I mulch my flower beds in spring and autumn with bark chips bought from Homebase or other local garden centre. I was talking to a friend who explained that I shouldn't use fresh bark chips as a mulch as it depletes the nitrogen in the soil. Now I know this but have always assumed that the bags of bark chips bought in garden centres were composted. Am I wrong to assume this please.

Posts

  • ObelixxObelixx Posts: 30,064

    The amount of nitrogen they consume in decomposing is really negligible and will not harm your plants and will certainly be more than compensated by all the moisture retentiveness and weed suppression the chips provide.    The chips are just that, chipped bark.   Composted bark is finer and stringier in texture and breaks down much more quickly. 

    Vendée - 20kms from Atlantic coast.
    "The price good men (and women) pay for indifference to public affairs is to be ruled by evil men (and women)."
    Plato
  • WateryWatery Posts: 388

    You say you do this every year.  How are your flower beds looking?  If they are looking good, don't worry about it.  :)

    In some ways it's a myth that you shouldn't use fresh woodchips.  It depends on what you are covering and what your purpose is.  Fresh will inhibit some seed germination for annuals, which makes it useful as a weed suppressor.   It wouldn't be good in a vegetable patch or annual bed for the same reason.  It only ties up the nitrogen of a small layer of soil and helps with good fungi/bacteria etc.  Fresh woodchips (not bark) are actually good to use around trees, shrubs and some herbaceous perennials.    https://puyallup.wsu.edu/wp-content/uploads/sites/403/2015/03/wood-chips.pdf 

    But you have been using bark, presumably are happy with how it works and how it looks.  I would say that's all you need to know.    And I believe that the ones sold at garden centres are composted at least a few months anyway.  

    I have used bark and also use fresh woodchips when I can get it with herbaceous perennials without a problem.
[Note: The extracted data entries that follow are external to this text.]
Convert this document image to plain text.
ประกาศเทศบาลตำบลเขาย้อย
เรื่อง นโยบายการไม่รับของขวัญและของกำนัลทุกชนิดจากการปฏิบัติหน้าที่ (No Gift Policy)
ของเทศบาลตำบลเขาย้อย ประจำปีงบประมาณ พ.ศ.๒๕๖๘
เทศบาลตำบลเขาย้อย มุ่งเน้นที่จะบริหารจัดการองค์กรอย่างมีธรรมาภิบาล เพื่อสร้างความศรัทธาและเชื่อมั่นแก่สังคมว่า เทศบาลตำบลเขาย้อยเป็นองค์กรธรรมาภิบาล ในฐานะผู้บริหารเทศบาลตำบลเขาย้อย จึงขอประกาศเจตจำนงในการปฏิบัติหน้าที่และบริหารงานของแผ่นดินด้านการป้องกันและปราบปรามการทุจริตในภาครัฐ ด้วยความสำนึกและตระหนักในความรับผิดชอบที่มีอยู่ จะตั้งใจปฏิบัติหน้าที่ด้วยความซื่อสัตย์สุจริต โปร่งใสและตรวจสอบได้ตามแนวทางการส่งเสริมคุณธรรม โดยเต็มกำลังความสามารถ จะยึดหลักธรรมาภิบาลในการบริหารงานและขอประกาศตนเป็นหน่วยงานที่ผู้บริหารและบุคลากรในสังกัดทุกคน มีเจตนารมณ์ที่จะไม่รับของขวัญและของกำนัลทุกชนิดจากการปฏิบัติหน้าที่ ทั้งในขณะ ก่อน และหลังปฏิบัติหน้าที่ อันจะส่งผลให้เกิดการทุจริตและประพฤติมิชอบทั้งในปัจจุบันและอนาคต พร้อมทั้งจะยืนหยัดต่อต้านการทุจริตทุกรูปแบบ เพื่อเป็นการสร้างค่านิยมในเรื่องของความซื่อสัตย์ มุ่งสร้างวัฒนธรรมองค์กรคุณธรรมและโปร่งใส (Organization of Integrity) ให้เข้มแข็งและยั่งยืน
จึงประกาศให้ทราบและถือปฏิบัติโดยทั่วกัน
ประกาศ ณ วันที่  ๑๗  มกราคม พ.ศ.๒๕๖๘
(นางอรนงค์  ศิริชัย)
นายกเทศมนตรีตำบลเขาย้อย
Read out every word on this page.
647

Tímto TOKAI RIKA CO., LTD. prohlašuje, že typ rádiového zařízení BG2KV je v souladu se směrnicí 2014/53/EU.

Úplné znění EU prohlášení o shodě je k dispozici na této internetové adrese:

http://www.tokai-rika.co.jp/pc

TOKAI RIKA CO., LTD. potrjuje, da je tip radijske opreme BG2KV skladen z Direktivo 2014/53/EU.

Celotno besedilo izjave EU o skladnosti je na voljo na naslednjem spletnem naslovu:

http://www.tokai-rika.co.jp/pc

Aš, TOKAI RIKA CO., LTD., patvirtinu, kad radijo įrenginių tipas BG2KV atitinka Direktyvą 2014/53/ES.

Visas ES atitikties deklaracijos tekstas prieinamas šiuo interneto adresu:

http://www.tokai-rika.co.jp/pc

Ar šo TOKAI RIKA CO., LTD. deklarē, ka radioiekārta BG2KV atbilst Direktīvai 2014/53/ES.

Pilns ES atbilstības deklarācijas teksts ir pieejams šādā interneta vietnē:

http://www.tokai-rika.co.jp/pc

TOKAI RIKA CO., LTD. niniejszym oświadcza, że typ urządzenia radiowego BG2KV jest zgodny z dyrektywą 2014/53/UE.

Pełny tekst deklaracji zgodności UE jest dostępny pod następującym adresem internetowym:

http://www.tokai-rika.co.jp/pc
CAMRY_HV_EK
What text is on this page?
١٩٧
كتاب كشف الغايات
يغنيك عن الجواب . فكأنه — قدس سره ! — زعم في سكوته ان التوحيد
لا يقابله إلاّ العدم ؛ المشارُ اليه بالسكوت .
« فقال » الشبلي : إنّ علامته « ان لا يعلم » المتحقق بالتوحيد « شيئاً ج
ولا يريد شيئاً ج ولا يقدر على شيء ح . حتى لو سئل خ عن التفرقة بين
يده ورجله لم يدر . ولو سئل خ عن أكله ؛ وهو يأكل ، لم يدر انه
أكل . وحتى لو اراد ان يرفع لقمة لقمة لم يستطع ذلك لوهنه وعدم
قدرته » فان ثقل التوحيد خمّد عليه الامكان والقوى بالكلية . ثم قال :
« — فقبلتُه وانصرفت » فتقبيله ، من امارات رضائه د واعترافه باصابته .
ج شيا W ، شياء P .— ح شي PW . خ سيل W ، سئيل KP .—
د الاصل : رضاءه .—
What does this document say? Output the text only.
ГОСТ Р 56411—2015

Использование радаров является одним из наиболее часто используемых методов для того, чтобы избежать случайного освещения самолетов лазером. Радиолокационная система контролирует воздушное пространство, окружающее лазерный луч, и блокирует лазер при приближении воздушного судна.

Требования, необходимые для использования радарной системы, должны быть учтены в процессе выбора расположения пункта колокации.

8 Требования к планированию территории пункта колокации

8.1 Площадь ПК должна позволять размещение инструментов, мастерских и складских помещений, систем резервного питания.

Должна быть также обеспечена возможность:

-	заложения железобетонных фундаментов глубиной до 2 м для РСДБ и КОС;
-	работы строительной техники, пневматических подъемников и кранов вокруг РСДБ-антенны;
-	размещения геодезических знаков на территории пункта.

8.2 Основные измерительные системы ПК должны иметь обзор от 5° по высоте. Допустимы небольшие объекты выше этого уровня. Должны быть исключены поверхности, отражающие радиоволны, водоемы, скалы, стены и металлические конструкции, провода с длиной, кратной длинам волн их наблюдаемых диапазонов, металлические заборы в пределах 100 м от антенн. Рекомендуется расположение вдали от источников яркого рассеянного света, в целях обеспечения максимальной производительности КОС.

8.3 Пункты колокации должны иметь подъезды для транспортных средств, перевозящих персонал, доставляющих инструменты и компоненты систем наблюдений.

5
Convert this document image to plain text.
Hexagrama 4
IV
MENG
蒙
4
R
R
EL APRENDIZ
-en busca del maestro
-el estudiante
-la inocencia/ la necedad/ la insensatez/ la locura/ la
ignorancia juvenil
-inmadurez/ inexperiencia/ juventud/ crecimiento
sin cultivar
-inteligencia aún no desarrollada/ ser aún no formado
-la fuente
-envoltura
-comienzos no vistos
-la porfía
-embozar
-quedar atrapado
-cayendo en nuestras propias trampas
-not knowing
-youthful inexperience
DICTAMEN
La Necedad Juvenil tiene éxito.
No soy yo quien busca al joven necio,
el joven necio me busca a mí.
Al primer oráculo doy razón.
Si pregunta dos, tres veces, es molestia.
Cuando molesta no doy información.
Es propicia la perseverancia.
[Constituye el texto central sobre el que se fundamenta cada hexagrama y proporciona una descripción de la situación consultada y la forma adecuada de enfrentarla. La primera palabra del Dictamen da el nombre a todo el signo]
  • Hostafan1Hostafan1 Posts: 34,888

    Thanks to my lovely tree surgeon friend, I go through several tons of chippings every year. 

    I've tried to find the answer to the " nitrogen depletion" issue, without success.

    Evidence is , as far as I can find, conflicting. Universal agreement seems that as a mulch there's no loss of nitrogen at all. Only if dug in before it's rotted CAN, not "will" cause problems. 

    As I say, I've tried to find out conclusively to no avail. 

    Devon.
  • Thank you all for the interesting and helpful replies. I'm happy with how my herbaceous perennials are so I did wonder about the concern over using bark chips. I use the mini chips which disappear over the course of the winter and again over the summer when using them as a spring mulch. It seems difficult to get definitive information about their use but I'll carry on using them, thank you all.